A middle-aged woman with a long braid sat atop one that held crumbling angels on either side of her.

Her gaze shifted toward Stevie, and the woman muttered, “Oh wonderful, another living hussy making a spectacle of the cemetery. Go home.”

“I heard that,” Stevie sang, unable to help herself.

The woman froze, her ankles uncrossing. “You heard me?” She looked up toward the night sky. “The second Eye hasn’t opened yet. That means you’re a—”

“Seer,” Stevie finished for her. “Yes. I’m with a friend, and—” she trailed off when Kit was no longer behind her. But she found him a second later hovering near a headstone and studying it.

The woman cocked her head, her skirt swishing. “So, why are you here?”

Stevie stepped toward the ghost. “I’m helping a friend.

But while you and I are getting acquainted, what do you know about the Headless Horseman?

Do you have any clue where his head could be?

Have you heard of a warlock named Levi…?

” She didn’t even know what his last name was, so she left it at that.

The ghost ticked a finger at Stevie. “Why are you asking about that demon?
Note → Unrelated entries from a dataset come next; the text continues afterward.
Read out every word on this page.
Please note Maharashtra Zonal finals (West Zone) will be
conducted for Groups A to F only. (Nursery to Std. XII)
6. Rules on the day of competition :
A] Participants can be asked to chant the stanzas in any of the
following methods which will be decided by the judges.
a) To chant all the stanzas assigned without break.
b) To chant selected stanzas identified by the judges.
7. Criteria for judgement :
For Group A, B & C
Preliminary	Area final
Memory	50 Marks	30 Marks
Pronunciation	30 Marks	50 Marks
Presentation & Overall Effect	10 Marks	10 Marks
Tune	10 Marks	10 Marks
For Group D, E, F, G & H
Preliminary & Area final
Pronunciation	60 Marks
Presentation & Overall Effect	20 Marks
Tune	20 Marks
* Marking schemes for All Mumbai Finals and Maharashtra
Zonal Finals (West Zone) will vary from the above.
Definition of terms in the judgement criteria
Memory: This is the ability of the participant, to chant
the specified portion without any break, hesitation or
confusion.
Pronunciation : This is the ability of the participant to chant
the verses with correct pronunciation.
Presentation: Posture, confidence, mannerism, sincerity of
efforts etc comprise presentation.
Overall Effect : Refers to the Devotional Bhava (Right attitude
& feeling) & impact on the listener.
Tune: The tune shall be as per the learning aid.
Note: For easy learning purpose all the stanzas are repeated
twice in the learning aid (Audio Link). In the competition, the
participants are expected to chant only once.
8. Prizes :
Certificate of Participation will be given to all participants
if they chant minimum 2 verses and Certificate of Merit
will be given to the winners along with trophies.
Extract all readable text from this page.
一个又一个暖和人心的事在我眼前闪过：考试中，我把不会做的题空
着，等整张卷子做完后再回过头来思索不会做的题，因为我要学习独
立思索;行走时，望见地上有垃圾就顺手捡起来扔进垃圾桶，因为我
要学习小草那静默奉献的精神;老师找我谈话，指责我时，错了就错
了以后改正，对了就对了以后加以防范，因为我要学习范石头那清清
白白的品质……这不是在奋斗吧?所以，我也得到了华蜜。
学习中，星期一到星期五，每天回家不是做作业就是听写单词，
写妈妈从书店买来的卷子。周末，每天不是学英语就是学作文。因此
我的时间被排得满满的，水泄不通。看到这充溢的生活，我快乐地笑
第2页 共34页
Are you one of those lovesick girls? Fascinated by him? Lusting over his body? There used to be four of them here who would stand at the fence each night, hoping to catch a glimpse of him as he rode down the streets, gossiping about him all throughout the day. When their ghosts passed on, I was more thankful than you could ever imagine.”

Stevie arched a brow. Kit once had ghost groupies? She guessed it wasn’t different than the tourists who flocked to Sleepy Hollow because of him.

“She’s not one of those,” Kit ground out as he inched closer to the woman from behind. “She’s asking for me .”

The ghost’s eyes widened and she hopped from the headstone, stumbling backward.

“I told you to stop creeping up on people!” Stevie hissed.

“You said to you and Lucia. Besides, I was already here,” Kit said.

“Headless Horseman!” the woman screeched. “He’s here to collect a head! Run for your lives!”